Dynamic Switching Between First- and Second-Price Auctions
OpenX has been among the most active proponents of first-price auctions, enabling first-price mechanics on its platform and explaining the rationale to demand partners. The goal is to improve the competitiveness of DSP bids when those bids flow into subsequent header-bidding auctions.
OpenX recommends that first-price auctions be used for all non-final auctions — for example, when the final auction occurs at the header-bidding wrapper level. In that context, it is in the demand partner's interest to submit a first-price bid, since it increases the likelihood of surviving to the final stage. When OpenX itself runs the final auction, a second-price model is used as normal.
Second-Price Auction Administered Only by the Publisher
PubMatic has proposed an alternative integration method: SSPs pass their first-price bids directly to the publisher, who then runs a single second-price auction to determine the winner and set the clearing price. This is the inverse of the current standard, where SSPs return a second-price clearing price to the wrapper.

Under this model, publishers and technology platforms can focus on creating value and improving overall industry economics rather than gaming multi-level auction structures. Giving publishers direct control over auction mechanics enables better control of revenue streams, reduces inefficiencies, and supports more meaningful use of segmentation, data fidelity, addressability, and viewability signals.
Where Things Stand
Programmatic ad buying has moved through a clear arc — from manual waterfalling, through header bidding, to increasingly sophisticated first- and second-price auction configurations. Auction mechanics have never been perfectly fair or transparent, but the current period of structural reform is pushing the ecosystem closer to a level playing field.

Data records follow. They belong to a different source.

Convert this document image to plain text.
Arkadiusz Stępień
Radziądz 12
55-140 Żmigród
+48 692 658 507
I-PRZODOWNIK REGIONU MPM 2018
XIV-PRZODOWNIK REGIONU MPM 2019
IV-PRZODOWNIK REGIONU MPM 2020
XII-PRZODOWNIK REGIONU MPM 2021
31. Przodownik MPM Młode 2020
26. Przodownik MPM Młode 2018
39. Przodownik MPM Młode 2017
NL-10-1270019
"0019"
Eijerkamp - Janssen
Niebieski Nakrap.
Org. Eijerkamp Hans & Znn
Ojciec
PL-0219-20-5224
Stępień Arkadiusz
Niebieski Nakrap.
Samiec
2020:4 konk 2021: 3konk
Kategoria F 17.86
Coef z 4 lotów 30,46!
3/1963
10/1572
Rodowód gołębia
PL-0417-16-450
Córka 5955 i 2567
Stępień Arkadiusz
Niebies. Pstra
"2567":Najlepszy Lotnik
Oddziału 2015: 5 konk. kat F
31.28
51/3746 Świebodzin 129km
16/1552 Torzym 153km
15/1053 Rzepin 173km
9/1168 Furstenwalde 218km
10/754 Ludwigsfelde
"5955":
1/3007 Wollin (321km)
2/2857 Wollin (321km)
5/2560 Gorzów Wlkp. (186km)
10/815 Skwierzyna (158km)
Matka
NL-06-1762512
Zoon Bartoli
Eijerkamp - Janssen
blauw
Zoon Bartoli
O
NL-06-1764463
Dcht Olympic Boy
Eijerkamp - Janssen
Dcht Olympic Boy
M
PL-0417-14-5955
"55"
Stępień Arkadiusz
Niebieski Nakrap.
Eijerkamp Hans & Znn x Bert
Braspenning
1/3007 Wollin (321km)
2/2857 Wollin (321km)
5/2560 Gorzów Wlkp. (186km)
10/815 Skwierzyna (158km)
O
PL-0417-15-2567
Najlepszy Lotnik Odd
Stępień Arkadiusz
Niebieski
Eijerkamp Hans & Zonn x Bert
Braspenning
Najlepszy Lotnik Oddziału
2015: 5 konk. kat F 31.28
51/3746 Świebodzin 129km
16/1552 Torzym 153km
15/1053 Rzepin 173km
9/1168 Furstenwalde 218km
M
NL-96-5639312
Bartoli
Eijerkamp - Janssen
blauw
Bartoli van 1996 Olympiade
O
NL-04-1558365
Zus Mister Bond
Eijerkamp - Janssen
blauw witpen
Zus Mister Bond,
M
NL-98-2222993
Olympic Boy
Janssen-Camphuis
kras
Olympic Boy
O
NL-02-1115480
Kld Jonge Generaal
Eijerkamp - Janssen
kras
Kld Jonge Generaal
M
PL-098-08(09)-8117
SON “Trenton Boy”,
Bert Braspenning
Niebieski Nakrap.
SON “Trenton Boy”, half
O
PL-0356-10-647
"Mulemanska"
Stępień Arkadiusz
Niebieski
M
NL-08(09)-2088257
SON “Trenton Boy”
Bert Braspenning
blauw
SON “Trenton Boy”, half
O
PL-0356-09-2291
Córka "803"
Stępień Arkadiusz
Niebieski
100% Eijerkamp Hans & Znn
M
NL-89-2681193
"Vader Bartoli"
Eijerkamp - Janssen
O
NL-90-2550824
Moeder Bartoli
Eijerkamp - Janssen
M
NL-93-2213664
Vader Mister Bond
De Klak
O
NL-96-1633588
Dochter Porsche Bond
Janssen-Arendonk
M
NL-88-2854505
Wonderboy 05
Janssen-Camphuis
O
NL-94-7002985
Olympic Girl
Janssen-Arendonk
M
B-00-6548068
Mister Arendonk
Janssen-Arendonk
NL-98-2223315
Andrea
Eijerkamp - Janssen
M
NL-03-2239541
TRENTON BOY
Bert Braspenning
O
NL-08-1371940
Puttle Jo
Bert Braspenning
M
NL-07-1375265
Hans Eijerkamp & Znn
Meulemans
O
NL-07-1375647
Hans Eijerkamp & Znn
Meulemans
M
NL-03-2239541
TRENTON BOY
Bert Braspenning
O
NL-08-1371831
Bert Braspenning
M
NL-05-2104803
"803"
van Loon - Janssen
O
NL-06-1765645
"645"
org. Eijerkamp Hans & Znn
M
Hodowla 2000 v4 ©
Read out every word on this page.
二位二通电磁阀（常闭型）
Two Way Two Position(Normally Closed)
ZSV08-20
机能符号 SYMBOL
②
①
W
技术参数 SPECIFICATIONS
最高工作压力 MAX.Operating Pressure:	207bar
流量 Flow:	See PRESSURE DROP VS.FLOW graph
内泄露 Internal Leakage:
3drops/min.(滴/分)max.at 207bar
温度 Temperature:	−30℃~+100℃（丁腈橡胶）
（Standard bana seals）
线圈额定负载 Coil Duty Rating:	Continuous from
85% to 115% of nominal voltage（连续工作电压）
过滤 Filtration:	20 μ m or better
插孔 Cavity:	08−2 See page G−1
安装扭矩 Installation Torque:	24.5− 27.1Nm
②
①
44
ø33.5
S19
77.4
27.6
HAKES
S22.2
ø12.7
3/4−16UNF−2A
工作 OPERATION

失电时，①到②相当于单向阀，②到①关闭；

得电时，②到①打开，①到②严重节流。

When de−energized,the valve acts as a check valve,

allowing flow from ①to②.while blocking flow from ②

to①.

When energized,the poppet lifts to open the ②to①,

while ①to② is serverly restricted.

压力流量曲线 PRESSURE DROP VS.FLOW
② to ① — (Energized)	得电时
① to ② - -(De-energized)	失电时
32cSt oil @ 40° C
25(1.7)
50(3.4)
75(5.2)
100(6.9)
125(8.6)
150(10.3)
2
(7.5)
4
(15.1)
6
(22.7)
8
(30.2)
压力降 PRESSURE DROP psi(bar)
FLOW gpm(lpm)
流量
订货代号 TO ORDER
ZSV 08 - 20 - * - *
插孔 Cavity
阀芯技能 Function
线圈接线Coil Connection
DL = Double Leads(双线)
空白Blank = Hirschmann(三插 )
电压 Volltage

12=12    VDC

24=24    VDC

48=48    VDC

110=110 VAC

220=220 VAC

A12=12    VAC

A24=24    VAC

The direction of travel is clear: sequential auctions that obscure true market prices and favour buyers at the expense of publishers are being replaced by structures with simpler, more transparent rules. Whether that means pure first-price auctions, hybrid publisher-controlled models, or dynamic switching between types will depend on how SSPs, DSPs, and publishers negotiate the trade-offs — but the trend toward greater clarity in what buyers pay and what sellers receive is unlikely to reverse.